Oh my love, my love, my perfect, beautiful young love.

"Oh, not at all," I replied. "I loved that set. You are so striking, so exceptional..."

I was trying to tell her how I thought, but as I was speaking I was aware of a curious look crossing her face. Suddenly, she became disengaged from me, distant, different, difficult.

"Oh yeah?" she responded, hostility dripping from every inch of her body. "Really striking, really exceptional." Her tone was so dismissive, so defensive, so hostile. "I expect you're wondering why I needed the bow for the fiddle. Why not just use the nose, eh?"

I had not the slightest comprehension of what she was talking about, but she was clearly upset. I tried to grab her arm, to talk further with her, but she angrily thrust me aside and stormed away from the bar.

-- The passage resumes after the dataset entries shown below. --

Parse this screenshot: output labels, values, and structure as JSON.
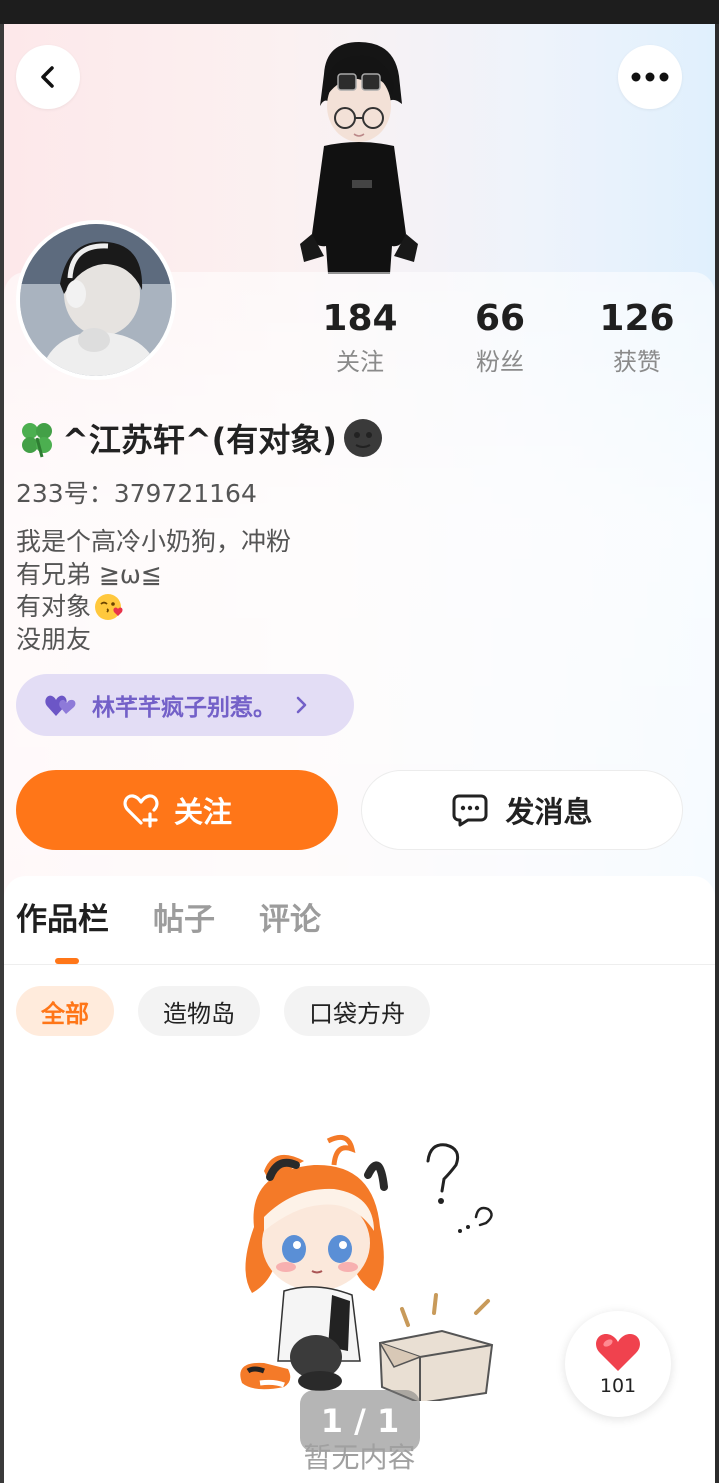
{
  "header": {
    "back_icon": "chevron-left-icon",
    "more_icon": "more-horizontal-icon"
  },
  "profile": {
    "nickname_prefix_icon": "four-leaf-clover-icon",
    "nickname": "^江苏轩^(有对象)",
    "nickname_suffix_icon": "dark-moon-face-icon",
    "uid": "233号：379721164",
    "bio": [
      "我是个高冷小奶狗，冲粉",
      "有兄弟 ≧ω≦",
      "有对象",
      "没朋友"
    ],
    "bio_emoji": "kissing-heart-emoji",
    "stats": [
      {
        "value": "184",
        "label": "关注"
      },
      {
        "value": "66",
        "label": "粉丝"
      },
      {
        "value": "126",
        "label": "获赞"
      }
    ],
    "cp_link": {
      "icon": "double-heart-icon",
      "name": "林芊芊疯子别惹。",
      "chevron": "chevron-right-icon"
    }
  },
  "actions": {
    "follow_label": "关注",
    "follow_icon": "heart-plus-icon",
    "message_label": "发消息",
    "message_icon": "chat-bubble-icon"
  },
  "tabs": [
    {
      "label": "作品栏",
      "active": true
    },
    {
      "label": "帖子",
      "active": false
    },
    {
      "label": "评论",
      "active": false
    }
  ],
  "filters": [
    {
      "label": "全部",
      "active": true
    },
    {
      "label": "造物岛",
      "active": false
    },
    {
      "label": "口袋方舟",
      "active": false
    }
  ],
  "empty": {
    "text": "暂无内容",
    "page_indicator": "1 / 1"
  },
  "like_fab": {
    "icon": "heart-icon",
    "count": "101"
  },
  "colors": {
    "accent": "#ff7618",
    "cp_pill_bg": "#e3ddf5",
    "cp_text": "#7360c8"
  }
}
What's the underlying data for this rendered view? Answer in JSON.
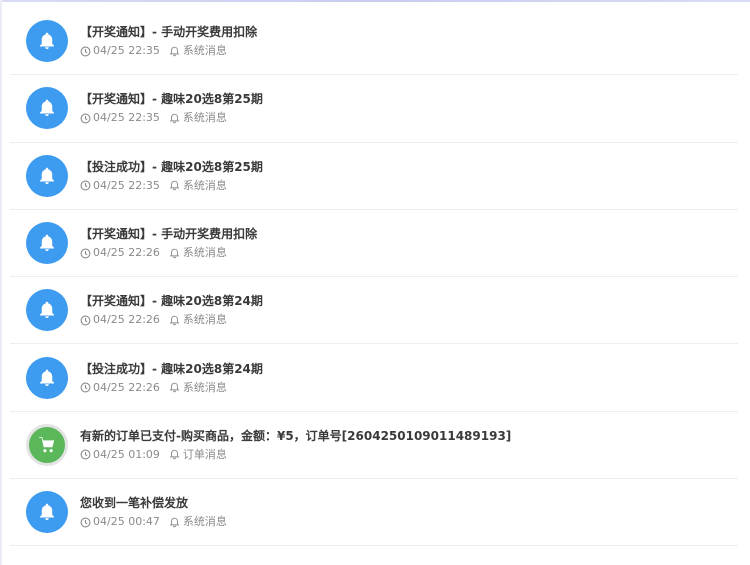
{
  "notifications": [
    {
      "title": "【开奖通知】- 手动开奖费用扣除",
      "time": "04/25 22:35",
      "category": "系统消息",
      "icon": "bell-icon"
    },
    {
      "title": "【开奖通知】- 趣味20选8第25期",
      "time": "04/25 22:35",
      "category": "系统消息",
      "icon": "bell-icon"
    },
    {
      "title": "【投注成功】- 趣味20选8第25期",
      "time": "04/25 22:35",
      "category": "系统消息",
      "icon": "bell-icon"
    },
    {
      "title": "【开奖通知】- 手动开奖费用扣除",
      "time": "04/25 22:26",
      "category": "系统消息",
      "icon": "bell-icon"
    },
    {
      "title": "【开奖通知】- 趣味20选8第24期",
      "time": "04/25 22:26",
      "category": "系统消息",
      "icon": "bell-icon"
    },
    {
      "title": "【投注成功】- 趣味20选8第24期",
      "time": "04/25 22:26",
      "category": "系统消息",
      "icon": "bell-icon"
    },
    {
      "title": "有新的订单已支付-购买商品，金额：¥5，订单号[2604250109011489193]",
      "time": "04/25 01:09",
      "category": "订单消息",
      "icon": "cart-icon"
    },
    {
      "title": "您收到一笔补偿发放",
      "time": "04/25 00:47",
      "category": "系统消息",
      "icon": "bell-icon"
    }
  ],
  "colors": {
    "bell_bg": "#3d9bf0",
    "cart_bg": "#5ab85a",
    "meta_text": "#8a8a8a",
    "title_text": "#3a3a3a"
  }
}
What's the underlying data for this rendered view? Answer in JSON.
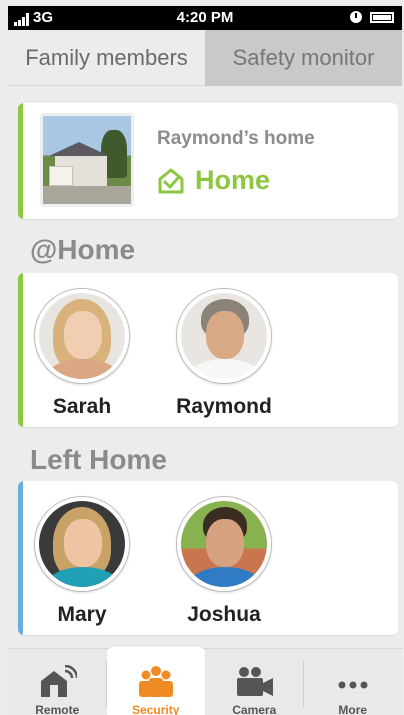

I have no conception of what I did wrong.

None whatsoever. But it is eating me alive. I can't sleep. I can't think of anything but that conversation. I keep replaying it in my mind. I keep trying to rewrite it, rephrase, correct myself, make it better. But I can't. Because I simply don't understand where I went wrong.

I have no idea what she meant. 'Why not just use the nose?" I simply don't understand.